SYRIE / ROJAVA – Il y a dix ans, le 25 juin 2015, l’État islamique commettait un massacre à Kobanê : 252 civils, dont 64 femmes et 35 enfants, étaient assassinés.

Il y a dix ans, des terroristes de l’État islamique massacraient 253 civils kurdes dans le village de Berxbotan et dans le canton de Kobanê pour se venger de la défaite que les forces kurdes leur ont infligée.

Le massacre de Kobané a été commémoré à l’occasion de son dixième anniversaire comme un crime indélébile. Des mercenaires de l’EI, soutenus par l’État d’occupation turc, ont pris d’assaut la ville à l’aube du 25 juin 2015, commettant un massacre qui a coûté la vie à plus de 250 civils. Parmi les témoignages recueillis, Nabil Abdul Razzaq Kashal raconte comment il a perdu sa famille, soulignant que les cris des victimes hantent encore sa mémoire aujourd’hui.

 

Nabil Abdul Razzaq Kashal

À l’aube du 25 juin 2015, alors que les habitants de Kobané dormaient après le repas d’avant l’aube du neuvième jour du Ramadan, des monstres dépourvus de toute dignité humaine se sont infiltrés dans leurs maisons.

Dans un crime odieux, les mercenaires de l’EI soutenus par l’État d’occupation turc, qui avaient déjà été vaincus dans la même ville le 26 janvier de la même année, ont attaqué la ville de Kobani d’une manière décrite comme la plus méprisable.

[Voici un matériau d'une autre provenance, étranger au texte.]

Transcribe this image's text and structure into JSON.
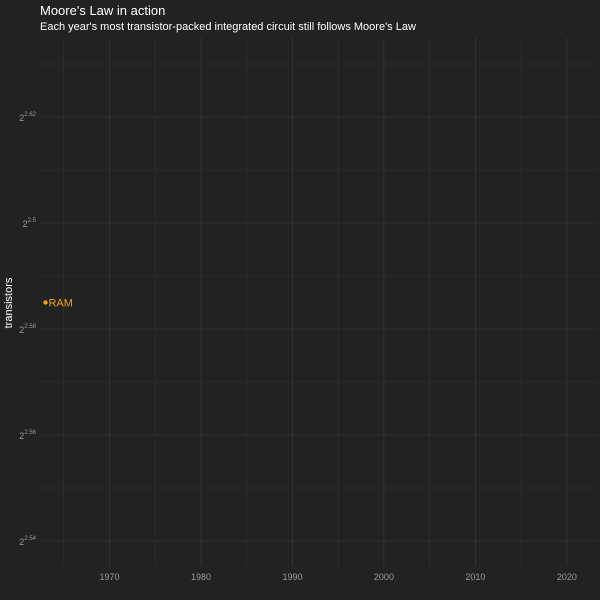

Des mercenaires déguisés en membres des Unités de protection du peuple (YPG) ont commis un horrible massacre qui a débuté dans le village de Barkh Botan et s’est propagé jusqu’au centre-ville. Ce massacre a coûté la vie à 253 femmes, jeunes, enfants et personnes âgées, et a blessé des centaines d’autres.

Parmi ceux qui ont vécu ce cauchemar, Nabil Abdul Razzaq Kashal est un témoin vivant de la tragédie, ayant perdu sa mère, son père et sa sœur lors de cette nuit noire. À l’occasion du dixième anniversaire du massacre, il affirme que la douleur est toujours présente, comme si le temps n’avait pas passé, et que les détails de cette journée le hantent toujours avec la même douleur.

Une aube qui ne sera jamais oubliée dans la mémoire de Kobané

Nabil Abdul Razzaq Kashal raconte avec des détails glaçants les premières lueurs de l’aube, le jour du massacre : « Nous avons été réveillés par des coups de feu. Mes parents se sont levés pour la prière de l’aube, mais mon père a senti qu’il se passait quelque chose de suspect. Il a dit à ma mère qu’il avait l’intention de signaler l’incident aux Forces de sécurité intérieure, ce qu’il a fait à ses camarades de l’Asayish. Ils se sont rapidement dirigés vers la 48e rue à Kobané, mais les mercenaires avaient bloqué les routes, tuant six de ses camarades de l’Asayish avant même qu’ils atteignent le village. »

Kashal poursuit : « Quand mon père est revenu, les balles fusaient de toutes parts. Les mercenaires de l’EI massacraient enfants, personnes âgées, femmes et hommes pendant leur sommeil. Même les nourrissons n’ont pas été épargnés. Vingt-sept personnes du village de Barkh Botan ont été tuées, dont mon père, ma mère et ma sœur. Je dormais encore à ce moment-là, mais le bruit des coups de feu m’a réveillé et, dès que je l’ai entendu, j’ai compris que c’étaient les mercenaires. »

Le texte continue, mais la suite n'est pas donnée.